Even before the final pairing was known in June 2004, the Ulster Council made the decision to switch the Ulster football final to Croke Park.
ext Saturday they will once again be hosting their showpiece day in Dublin, and while the reasons are strikingly familiar; an opportunity to get more people to the game, the circumstances couldn’t be any more different with Coronavirus still casting a shadow over society.
But back in 2004, with the Celtic Tiger roaring, demand for tickets to games had never been higher in the northern province.
The year before, there was the first and only all-Ulster All-Ireland final, between Tyrone and Armagh.
The decision to go to Croke Park was multi-layered, but there was a line in the annual report of then GAA Director General Liam Mulvihill at the end of 2003 that raised eyebrows. He suggested that if the Ulster final of 2004 was to pair up Tyrone and Armagh as it had for the previous years All-Ireland decider, then the Ulster Council might consider hosting in headquarters.
That was rephrased by the late Ulster Council secretary, Danny Murphy.
"The reason is to accommodate the greatest number of people wishing to attend and we also like to encourage children in attendance," he said.
"During the Ulster championship, except where a game is all ticketed, we have admitted under-16s free to our games.
"Here in Croke Park we have three times the number of family tickets available in Clones. We believe interest in this game is such that we would substantially exceed the capacity available in Clones."
There was of course another motivation too.
“The reason it went to Croke Park is we needed money at the time. This was for the floodlights that were installed in a lot of the provincial grounds at the time,” explains then Ulster Council Chairman, Michael Greenan.
“The Government in the six counties wouldn’t allow the (grant) money to be spent in the 26 counties, if you understand.
“What we did was simple. The money that we generated from playing the matches in Croke Park, we spent that money by doing a package to all the counties in Ulster, to provide a secretary and a coaching officer.”
He continues: “We came up with the plan. So we gave them a full-time secretary and a coaching officer. And they sent money into our kitty.

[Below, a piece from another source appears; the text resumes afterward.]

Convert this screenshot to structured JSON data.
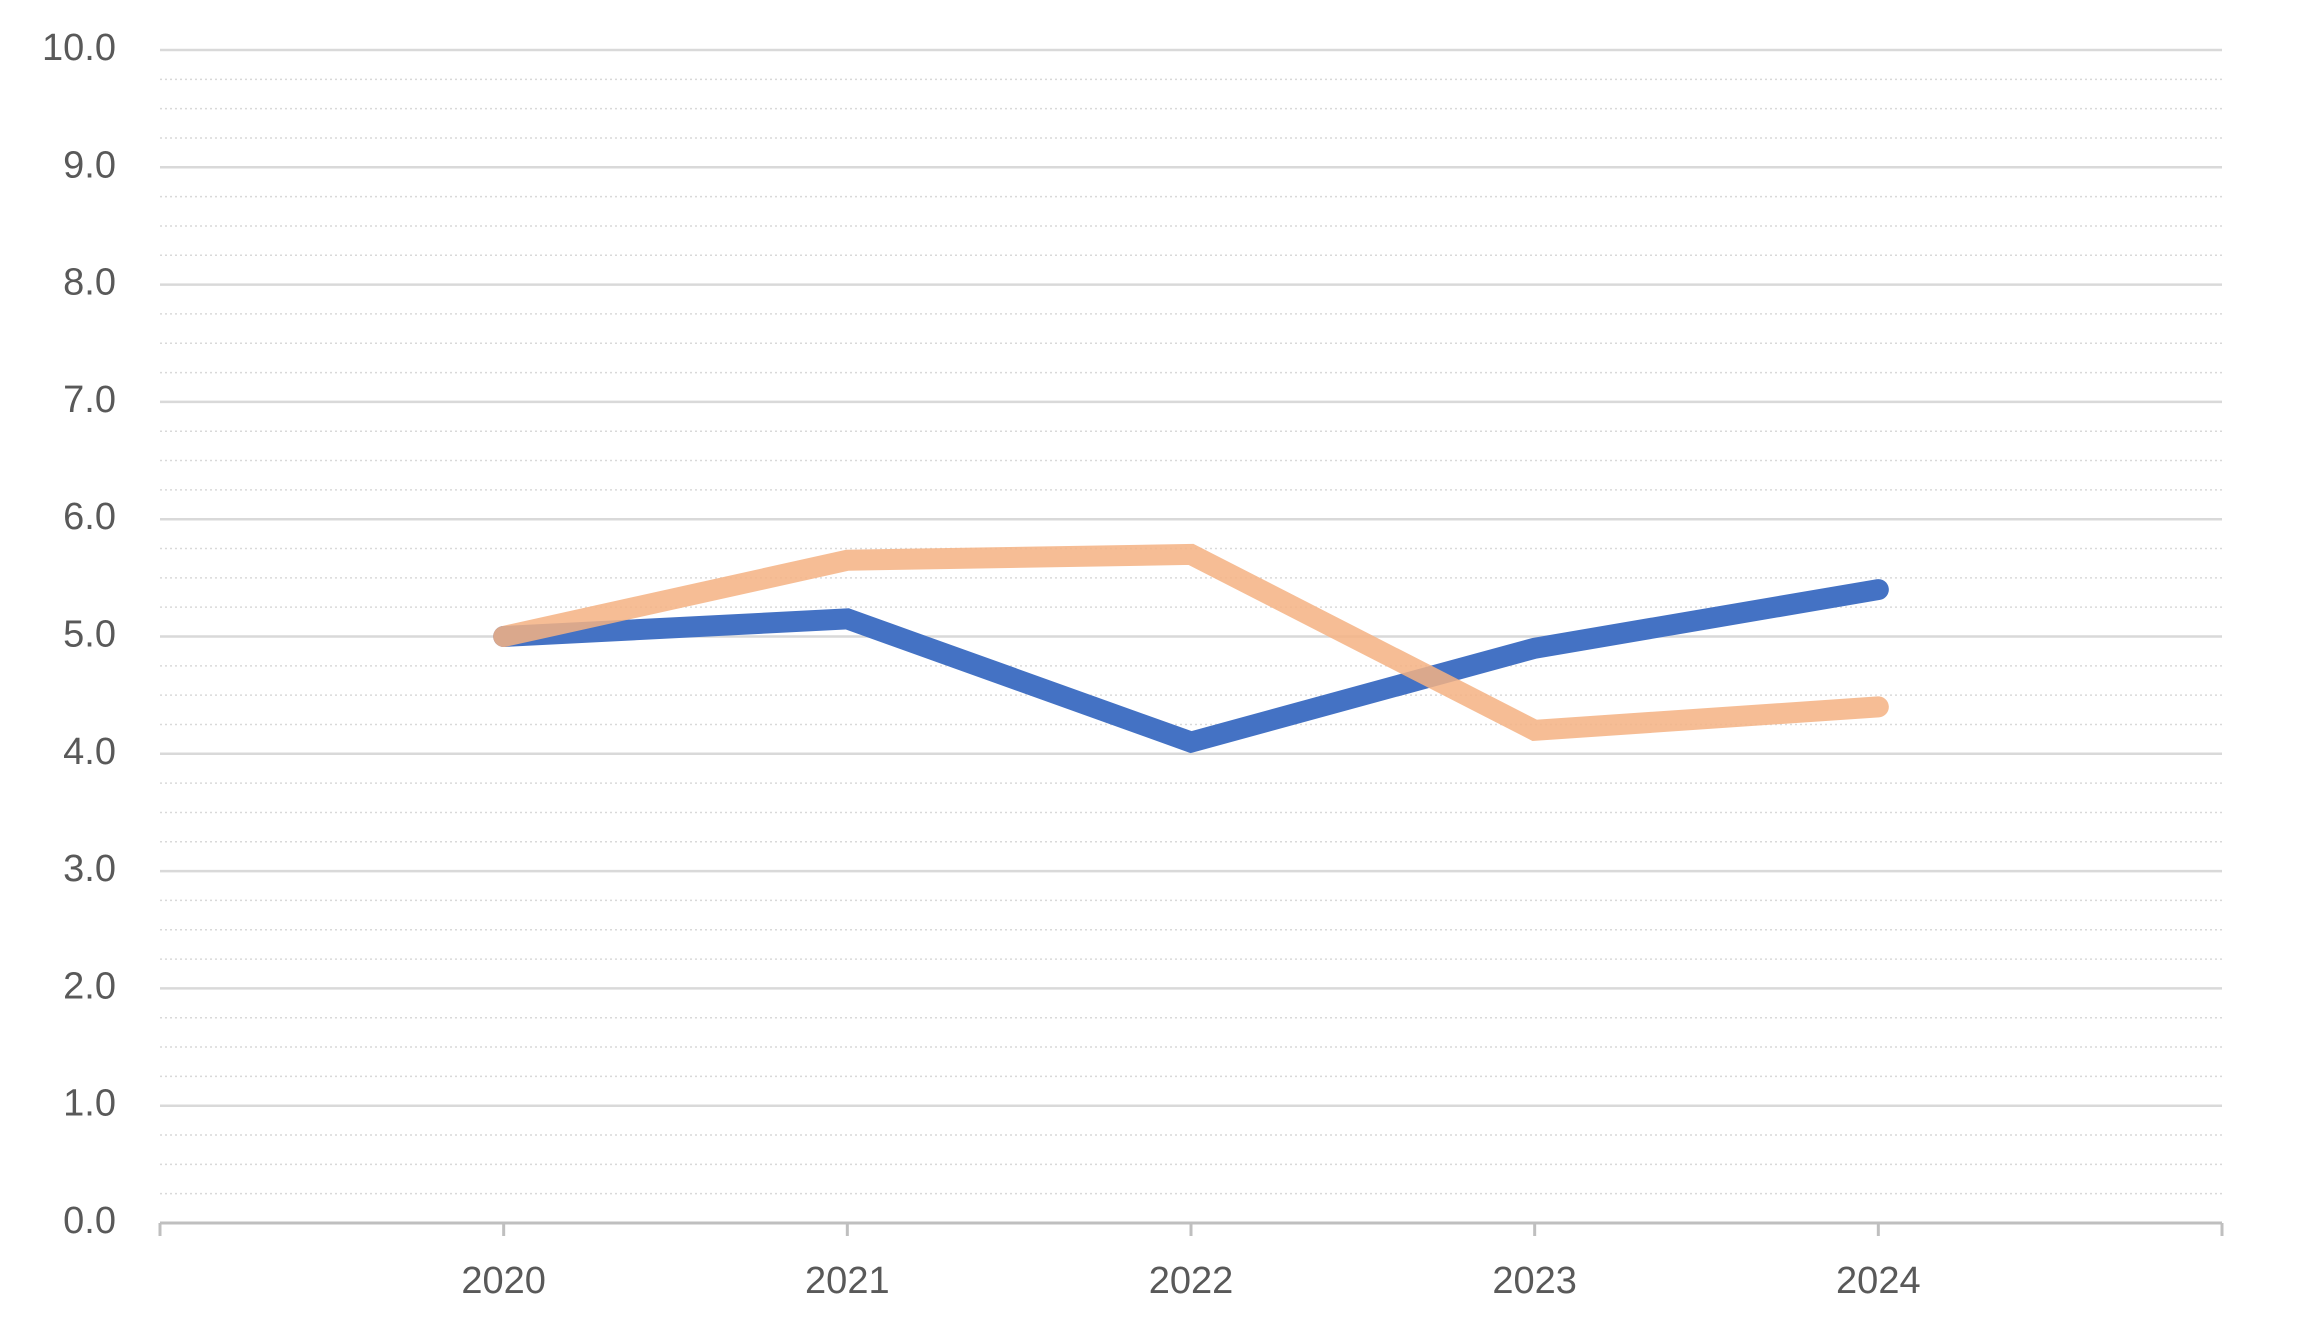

That’s how we came up with the money.
“As it happened, there was one county didn’t get involved in it, Monaghan. And that’s the reason there are no floodlights in Clones.”
Such a decision was never going to meet with universal approval. It was bold and put noses out of joint.
Since the Troubles erupted, the Ulster final was taken out of it’s usual home of Casement Park in 1971 and placed in Clones.
Naturally, the crowds in Clones became an annual ritual. Attendances gradually grew to around 40,000 people in St Tiernach’s Park for the games themselves, with many others along for the day.
With such a captive audience, the businesses, hotels and pubs all did a roaring trade. And to take that day in the calendar away from them? Well…
“I don’t know if I have been forgiven yet, by Clones or Monaghan,” sighs Greenan.
As it happened, he handed over the Anglo-Celt Cup for the three years it was in Croke Park to Kieran McGeeney in 2004, ’05 and ’06. McGeeney’s reaction with Armagh seeking their second All-Ireland title grew more weary with each passing year.
Even going down the road was, as Greenan admits: “A bit of a gamble.”
He adds, “But it meant that everyone who wanted to go to the game, could go. Families were allowed.
“I remember being up in Dublin on the Saturday night and somebody from Donegal crossed over the street to say ‘thanks very much’.
“This man was with his wife and children and he told me that he would have to leave them at home if the match was in Clones. We were able to do that and give children the possibility of going to the match with their parents and sitting beside their parents. It was a win-win situation all round.”
But if Greenan was all for spreading Croke Park around, it didn’t extend to the decision of GAA President Sean Kelly’s motion to invite soccer and rugby in during the period of time it took to redevelop Lansdowne Road. The two clashed frequently over the issue and Greenan came off worse.
“The one thing I give myself a bit of credit for, and that is my opposition to opening up Croke Park for soccer and rugby,” he says.
“I actually believe I have been vindicated totally. All that was being done was generating money for the FAI to squander. I don’t think anyone would disagree with that.”
Eventually, Greenan found himself marginalised. He was shed from a lot of the committees he chaired or sat on.
The Ulster final had meant a great deal to him. He played for Cavan in the finals of 1967, ’68 and ’69. As county selector, he was there for ’76, ’78 and ’83. He was referee for the 1985, ’86 and ’89 deciders, and of course he was Ulster Chairman and handed over the cup three times in the ‘00s.
He’ll admit now that his stance did him some harm.
“It possibly did. Because I have been shafted right, left and centre by the GAA.
“I have no involvement at all. I haven’t been in Croke Park from when they opened it up. I haven’t been in Breffni Park for about seven or eight years, haven’t been in my own club grounds for at least seven or eight years.”
The GAA is littered with figures that took decisions unpopular in some quarters. Eventually it caught up with them.
But you cannot deny the vision he had in the first place.